Lebensentscheidungen. Wir alle werden dann und wann mit ihnen konfrontiert, Weggabelungen, an denen nicht nur irgendeine Laune zur Entscheidungsfindung beitragen, sondern die wirklich gut durchdacht sein sollten. Die Überlegung zu heiraten oder ein Kind in die Welt zu setzen stehen für mich in der entsprechenden Rangordnung weit oben, auch wenn ich hier schon mal schmerzvoll eines Besseren belehrt wurde. Aber auch die Fragestellung, ob man dem Leben durch eine berufliche Auszeit nochmal einen ganz neuen Impuls verleihen soll, reiht sich in diese Riege mit ein, stellt sich gar unter Umständen als eine elementare Fragestellung dar, wirkt sie sich doch auf ein urmenschliches Bedürfnis aus: Dem nach (vermeintlicher) Sicherheit.
Wer regelmäßig mitliest weiß, dass ich mich mit dieser Frage nun schon seit Februar quäle, da ich das Angebot erhalten habe, für eine durchaus respektable Abfindung meinen Arbeitgeber zu verlassen. In der Folge habe ich viele Stimmen gehört, von Freunden und Familie, Bekannten und Fremden, live und in Internetforen. Jeder hatte seine eigenen Beweggründe, mir in die eine oder andere Richtung zu raten, doch waren die meisten dennoch so realistisch, mir die Entscheidung nicht abnehmen zu wollen. Tenor war, dass ich das final nur selbst wissen kann, womit sie natürlich komplett richtig lagen. Nun waren die vergangenen Monate also ein hin und her gerissen sein, zwischen der engen emotionalen Bindung zu meinem Arbeitgeber, bei dem ich mit kurzer Unterbrechnung seit 16 Jahren bin und der mir viel ermöglicht hat (unter anderem das nebenberufliche Studium) und dem inneren Drang, mit Ende 30 nochmal etwas Neues wagen zu wollen, eine Auszeit zu machen, die mir nie zuvor vergönnt war und etwas radikaler mit dieser unsäglichen Haus-Hund-Hochzeitsgeschichte abschließen zu können.

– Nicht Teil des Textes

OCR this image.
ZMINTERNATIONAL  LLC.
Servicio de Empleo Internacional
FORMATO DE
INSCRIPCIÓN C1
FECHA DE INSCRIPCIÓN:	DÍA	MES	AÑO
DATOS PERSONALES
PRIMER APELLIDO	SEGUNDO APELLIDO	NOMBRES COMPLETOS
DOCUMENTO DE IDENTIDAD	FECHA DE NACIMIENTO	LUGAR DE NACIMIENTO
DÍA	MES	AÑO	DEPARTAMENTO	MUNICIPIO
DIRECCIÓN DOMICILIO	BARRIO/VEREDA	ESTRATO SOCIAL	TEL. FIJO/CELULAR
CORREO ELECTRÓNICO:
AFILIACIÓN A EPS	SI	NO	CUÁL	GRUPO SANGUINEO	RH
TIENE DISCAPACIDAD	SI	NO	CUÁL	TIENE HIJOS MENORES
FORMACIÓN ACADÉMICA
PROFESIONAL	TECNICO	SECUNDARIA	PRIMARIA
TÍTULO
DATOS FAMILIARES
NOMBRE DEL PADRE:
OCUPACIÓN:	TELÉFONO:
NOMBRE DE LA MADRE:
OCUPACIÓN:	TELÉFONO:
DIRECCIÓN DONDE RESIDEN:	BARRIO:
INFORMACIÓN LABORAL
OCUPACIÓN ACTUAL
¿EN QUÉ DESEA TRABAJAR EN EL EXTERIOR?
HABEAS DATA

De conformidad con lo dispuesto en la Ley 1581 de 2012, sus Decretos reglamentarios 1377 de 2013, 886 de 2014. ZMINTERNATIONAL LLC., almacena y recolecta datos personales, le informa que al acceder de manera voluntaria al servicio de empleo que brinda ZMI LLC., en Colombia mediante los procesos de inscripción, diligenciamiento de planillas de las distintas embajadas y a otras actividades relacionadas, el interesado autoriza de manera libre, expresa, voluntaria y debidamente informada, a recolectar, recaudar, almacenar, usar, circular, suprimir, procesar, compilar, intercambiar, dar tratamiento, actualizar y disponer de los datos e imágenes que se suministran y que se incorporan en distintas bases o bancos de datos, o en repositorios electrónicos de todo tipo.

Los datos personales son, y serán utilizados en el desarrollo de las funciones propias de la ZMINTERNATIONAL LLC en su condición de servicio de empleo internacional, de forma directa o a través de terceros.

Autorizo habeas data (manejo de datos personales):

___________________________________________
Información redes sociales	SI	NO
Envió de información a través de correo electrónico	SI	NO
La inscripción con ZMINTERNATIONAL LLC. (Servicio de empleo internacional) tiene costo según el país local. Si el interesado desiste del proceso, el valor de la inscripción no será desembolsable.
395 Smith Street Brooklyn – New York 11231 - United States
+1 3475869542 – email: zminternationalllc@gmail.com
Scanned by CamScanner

Viele Male wechselte ich meine schon sicher geglaubte Entscheidung, immer wieder kamen Zweifel auf, egal bei welcher Variante. Auch zwei Kanaren-Urlaube brachten keinen finalen Entschluss, doch rückte der Zeitpunkt einer Zwangsmaßnahme immer näher: Abfindungen haben den Anreiz, bei Auszahlung zu Beginn eines Jahres steuerlich begünstigt werden zu können; dann müsste die Entscheidung aber spätestens im August fallen. Das ergab den festen Vorsatz, den Italientrip der vergangenen zwei Wochen exakt dafür zu nutzen. Quasi einen Denkraum zu schaffen, in den ich mich permanent zurückziehen und alle nur erdenklichen Szenarien durchspielen kann. Das habe ich getan, zwischen Yoga, Spaziergängen und Boot fahren, beim Eis essen, Zigarre rauchen und Schwimmen. Ich habe Mindmaps gemalt, Pro und Contra-Listen bearbeitet und viel geflucht. Aber ich habe mich entschieden.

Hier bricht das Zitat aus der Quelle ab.